Renfield-Syndrom
Als Renfield-Syndrom (auch klinischer Vampirismus) wird eine psychische Störung bezeichnet, bei der sich der Betroffene zum Blutkonsum hingezogen fühlt. Die Bezeichnung stammt von dem US-amerikanischen Psychiater Richard Noll und bezieht sich auf R.M. Renfield (der allerdings lebende Tiere, u. a. Fliegen und Spinnen, verspeist), eine Romanfigur aus Dracula von Bram Stoker.
Nur wenige psychiatrische Fachartikel verwenden eine der genannten Bezeichnungen; meist wird das entsprechende Verhalten nur als Symptom einer Schizophrenie oder Paraphilie abgehandelt.
Ursache
Dem Renfield-Syndrom liegt Noll zufolge ein bestimmtes Erlebnis in der Kindheit zugrunde, das die betroffene Person traumatisiert habe. Bei Erwachsenen gehe die Erregung durch den Konsum von Blut meist mit sexueller Erregung einher. Oft glaube der Betroffene, dass das Blut übermenschliche Kräfte weckt oder bestimmte Dinge magisch fernhält. Daher trete das Renfield-Syndrom nicht selten als Nebenerscheinung der Schizophrenie oder anderer Psychosen auf.
Varianten
- Autovampirismus – das Trinken des eigenen Blutes, auch Autohemophagia genannt
- wahrer Vampirismus – Konsum fremden menschlichen Blutes
Der Drang zum Konsum von Blut wird meist durch Eigenblut gestillt. Die jeweiligen Personen haben daher oft typische Schnittverletzungen an den Unterarmen, verursacht durch Rasierklingen u. ä., um das Blut zu „saugen“. Dieser Zustand ist vergleichbar mit dem Selbstverstümmelungs-Syndrom.
Bei manchen Betroffenen kommt es allerdings auch zum „wahren Vampirismus“. Dieser wird meist dadurch gestillt, dass der oder die Betroffene jemandem mit dessen Einverständnis etwas Blut abnimmt und trinkt. Gebissen wird – entgegen verbreiteter Vorstellung – extrem selten, da durch den Biss eines Menschen unweigerlich Bakterien übertragen werden, die zu schweren Wundinfektionen führen können. Meist werden daher Kanülen oder seltener Rasierklingen zur Blutentnahme verwendet.

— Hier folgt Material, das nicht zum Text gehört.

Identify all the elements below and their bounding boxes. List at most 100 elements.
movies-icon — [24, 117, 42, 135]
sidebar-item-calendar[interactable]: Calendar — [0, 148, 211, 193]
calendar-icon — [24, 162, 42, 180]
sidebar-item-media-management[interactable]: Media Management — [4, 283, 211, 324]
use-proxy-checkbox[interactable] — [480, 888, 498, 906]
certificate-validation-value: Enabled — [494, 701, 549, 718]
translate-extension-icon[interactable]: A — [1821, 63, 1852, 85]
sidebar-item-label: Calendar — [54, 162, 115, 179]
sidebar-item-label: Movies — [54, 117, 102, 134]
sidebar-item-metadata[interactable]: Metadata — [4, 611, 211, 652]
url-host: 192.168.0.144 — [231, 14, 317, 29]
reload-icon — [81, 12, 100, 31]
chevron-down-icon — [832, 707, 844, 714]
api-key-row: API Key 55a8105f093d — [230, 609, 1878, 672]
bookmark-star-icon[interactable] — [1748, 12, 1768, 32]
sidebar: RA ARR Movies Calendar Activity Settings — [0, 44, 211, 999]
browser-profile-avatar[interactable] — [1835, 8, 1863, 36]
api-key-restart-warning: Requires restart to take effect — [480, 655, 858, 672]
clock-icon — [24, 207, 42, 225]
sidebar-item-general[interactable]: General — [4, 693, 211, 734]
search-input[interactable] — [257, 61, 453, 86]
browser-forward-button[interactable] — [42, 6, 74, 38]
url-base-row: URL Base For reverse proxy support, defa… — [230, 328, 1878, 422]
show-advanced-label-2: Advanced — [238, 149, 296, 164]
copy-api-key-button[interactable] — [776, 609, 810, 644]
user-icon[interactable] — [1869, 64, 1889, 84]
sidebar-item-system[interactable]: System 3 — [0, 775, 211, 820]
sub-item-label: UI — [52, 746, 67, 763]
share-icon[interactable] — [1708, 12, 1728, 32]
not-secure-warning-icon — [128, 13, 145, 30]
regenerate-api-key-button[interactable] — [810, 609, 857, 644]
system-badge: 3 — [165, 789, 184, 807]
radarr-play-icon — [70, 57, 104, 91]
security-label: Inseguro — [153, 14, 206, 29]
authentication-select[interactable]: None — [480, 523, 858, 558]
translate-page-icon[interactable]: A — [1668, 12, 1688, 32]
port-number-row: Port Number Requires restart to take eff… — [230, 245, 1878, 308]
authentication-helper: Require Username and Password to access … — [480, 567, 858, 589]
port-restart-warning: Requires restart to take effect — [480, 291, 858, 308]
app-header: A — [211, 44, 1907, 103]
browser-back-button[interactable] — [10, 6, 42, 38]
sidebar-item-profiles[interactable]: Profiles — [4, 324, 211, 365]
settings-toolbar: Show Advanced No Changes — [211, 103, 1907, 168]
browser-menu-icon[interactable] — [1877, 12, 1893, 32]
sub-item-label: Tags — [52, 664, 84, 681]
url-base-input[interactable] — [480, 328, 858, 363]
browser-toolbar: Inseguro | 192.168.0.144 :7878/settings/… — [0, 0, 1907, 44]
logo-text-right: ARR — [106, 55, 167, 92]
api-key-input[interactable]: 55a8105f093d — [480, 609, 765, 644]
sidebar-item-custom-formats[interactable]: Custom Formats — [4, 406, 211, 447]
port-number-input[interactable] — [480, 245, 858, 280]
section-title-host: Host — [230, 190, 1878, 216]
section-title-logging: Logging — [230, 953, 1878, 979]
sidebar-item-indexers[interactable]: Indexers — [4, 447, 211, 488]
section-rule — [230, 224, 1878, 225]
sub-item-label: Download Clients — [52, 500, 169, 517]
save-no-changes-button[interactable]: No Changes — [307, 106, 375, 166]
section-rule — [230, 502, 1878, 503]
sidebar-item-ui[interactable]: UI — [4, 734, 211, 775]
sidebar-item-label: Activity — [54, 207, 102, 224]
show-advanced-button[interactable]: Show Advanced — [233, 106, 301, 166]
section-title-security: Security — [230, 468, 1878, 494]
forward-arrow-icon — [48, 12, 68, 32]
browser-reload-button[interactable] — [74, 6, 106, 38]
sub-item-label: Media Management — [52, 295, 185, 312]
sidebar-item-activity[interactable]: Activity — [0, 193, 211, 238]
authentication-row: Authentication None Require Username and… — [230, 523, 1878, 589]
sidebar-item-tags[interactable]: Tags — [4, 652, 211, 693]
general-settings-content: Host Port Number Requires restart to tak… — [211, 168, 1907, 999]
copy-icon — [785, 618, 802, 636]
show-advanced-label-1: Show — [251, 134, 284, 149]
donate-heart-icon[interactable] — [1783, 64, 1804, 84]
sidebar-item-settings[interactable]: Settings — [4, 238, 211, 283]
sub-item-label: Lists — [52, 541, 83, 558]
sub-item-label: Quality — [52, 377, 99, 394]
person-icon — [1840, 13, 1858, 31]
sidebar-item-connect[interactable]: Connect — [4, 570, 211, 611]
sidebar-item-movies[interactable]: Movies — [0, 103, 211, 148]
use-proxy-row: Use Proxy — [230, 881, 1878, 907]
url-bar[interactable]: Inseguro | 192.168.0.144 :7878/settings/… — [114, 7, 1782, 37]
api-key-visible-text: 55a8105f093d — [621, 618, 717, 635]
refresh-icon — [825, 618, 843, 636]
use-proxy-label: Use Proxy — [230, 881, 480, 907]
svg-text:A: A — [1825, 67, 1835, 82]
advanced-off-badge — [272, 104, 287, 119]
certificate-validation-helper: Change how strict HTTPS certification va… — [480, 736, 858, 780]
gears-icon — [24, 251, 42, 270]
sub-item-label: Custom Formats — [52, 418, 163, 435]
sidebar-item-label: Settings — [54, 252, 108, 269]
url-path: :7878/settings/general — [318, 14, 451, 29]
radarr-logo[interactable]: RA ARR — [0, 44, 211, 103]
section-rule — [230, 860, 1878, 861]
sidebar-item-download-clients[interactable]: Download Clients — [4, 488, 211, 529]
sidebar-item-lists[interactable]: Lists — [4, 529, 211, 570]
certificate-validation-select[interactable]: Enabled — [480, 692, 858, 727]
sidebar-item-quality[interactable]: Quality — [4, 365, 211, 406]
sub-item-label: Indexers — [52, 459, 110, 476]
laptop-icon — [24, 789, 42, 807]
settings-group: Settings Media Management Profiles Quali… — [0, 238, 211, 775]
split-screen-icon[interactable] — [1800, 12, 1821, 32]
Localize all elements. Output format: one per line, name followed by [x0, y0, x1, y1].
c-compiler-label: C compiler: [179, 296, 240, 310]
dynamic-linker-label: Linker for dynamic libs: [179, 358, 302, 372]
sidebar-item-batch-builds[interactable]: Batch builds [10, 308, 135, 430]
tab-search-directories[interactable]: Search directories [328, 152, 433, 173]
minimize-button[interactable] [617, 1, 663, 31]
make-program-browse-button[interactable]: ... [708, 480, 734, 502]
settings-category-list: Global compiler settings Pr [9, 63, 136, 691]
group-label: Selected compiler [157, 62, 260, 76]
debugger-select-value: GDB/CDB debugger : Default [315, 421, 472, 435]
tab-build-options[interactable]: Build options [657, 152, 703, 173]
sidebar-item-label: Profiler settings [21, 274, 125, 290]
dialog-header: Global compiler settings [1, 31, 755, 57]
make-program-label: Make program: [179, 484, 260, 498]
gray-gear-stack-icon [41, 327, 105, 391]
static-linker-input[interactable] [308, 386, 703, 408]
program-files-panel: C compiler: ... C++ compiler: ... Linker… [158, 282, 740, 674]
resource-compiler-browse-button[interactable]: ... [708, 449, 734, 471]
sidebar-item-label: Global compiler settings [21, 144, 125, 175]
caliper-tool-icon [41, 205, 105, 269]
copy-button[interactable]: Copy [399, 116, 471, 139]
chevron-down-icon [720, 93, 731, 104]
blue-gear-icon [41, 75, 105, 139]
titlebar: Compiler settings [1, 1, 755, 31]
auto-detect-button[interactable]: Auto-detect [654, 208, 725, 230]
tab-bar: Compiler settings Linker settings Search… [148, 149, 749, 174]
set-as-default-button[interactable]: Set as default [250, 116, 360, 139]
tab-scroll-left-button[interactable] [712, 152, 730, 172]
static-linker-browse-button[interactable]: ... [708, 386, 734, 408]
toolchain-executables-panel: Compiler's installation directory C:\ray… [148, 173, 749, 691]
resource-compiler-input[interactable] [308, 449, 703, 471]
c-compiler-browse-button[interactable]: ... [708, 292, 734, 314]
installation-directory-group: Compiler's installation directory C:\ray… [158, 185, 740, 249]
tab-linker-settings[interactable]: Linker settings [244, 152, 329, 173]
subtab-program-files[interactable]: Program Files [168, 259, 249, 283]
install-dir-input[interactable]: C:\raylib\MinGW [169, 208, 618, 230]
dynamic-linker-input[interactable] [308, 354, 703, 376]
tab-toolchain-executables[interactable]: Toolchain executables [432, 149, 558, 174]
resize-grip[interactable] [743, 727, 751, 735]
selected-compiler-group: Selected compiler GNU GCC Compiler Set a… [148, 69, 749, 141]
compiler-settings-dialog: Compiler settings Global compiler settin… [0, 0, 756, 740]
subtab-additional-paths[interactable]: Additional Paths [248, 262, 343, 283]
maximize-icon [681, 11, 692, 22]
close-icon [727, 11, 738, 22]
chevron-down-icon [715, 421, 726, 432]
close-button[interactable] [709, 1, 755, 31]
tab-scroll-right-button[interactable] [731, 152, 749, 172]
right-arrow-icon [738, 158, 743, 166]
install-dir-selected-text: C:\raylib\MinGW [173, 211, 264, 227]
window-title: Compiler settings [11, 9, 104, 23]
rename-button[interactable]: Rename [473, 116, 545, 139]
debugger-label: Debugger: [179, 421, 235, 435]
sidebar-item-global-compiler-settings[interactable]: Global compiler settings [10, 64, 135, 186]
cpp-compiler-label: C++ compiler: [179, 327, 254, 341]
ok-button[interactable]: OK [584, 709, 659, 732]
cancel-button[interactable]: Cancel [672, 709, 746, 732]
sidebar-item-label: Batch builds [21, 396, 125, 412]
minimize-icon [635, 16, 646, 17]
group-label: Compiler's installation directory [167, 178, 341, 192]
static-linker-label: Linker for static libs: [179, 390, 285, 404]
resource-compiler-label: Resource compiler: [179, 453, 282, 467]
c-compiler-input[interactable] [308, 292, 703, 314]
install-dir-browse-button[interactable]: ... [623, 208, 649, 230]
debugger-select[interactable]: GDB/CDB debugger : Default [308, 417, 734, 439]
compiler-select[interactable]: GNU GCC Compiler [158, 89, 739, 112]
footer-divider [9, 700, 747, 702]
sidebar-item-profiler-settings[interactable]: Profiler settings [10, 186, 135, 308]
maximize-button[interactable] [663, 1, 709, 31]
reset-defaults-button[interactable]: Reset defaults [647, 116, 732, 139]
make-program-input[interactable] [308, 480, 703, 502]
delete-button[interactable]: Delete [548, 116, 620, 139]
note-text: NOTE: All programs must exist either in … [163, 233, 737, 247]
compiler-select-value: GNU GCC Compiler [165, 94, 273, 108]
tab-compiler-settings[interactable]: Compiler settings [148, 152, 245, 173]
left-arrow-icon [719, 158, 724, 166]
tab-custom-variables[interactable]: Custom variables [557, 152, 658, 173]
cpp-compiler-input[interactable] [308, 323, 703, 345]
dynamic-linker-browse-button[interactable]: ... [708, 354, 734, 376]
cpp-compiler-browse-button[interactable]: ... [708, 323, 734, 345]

Auch läuft die Blutentnahme im Normalfall nach strengen Vorschriften ab. So gilt zum Beispiel dieselbe Regel wie beim Sadomasochismus: „Safe, sane and consensual.“ (dt.: „Sicher, gesund und einverstanden.“) Außerdem müssen zwischen zwei Blutentnahmen mehrere Tage liegen.
Literatur
- Richard Noll: Vampires, Werewolves and Demons: Twentieth century reports in the psychiatric literature. Brunner/ Mazel, New York 1992, ISBN 0-87630-632-6.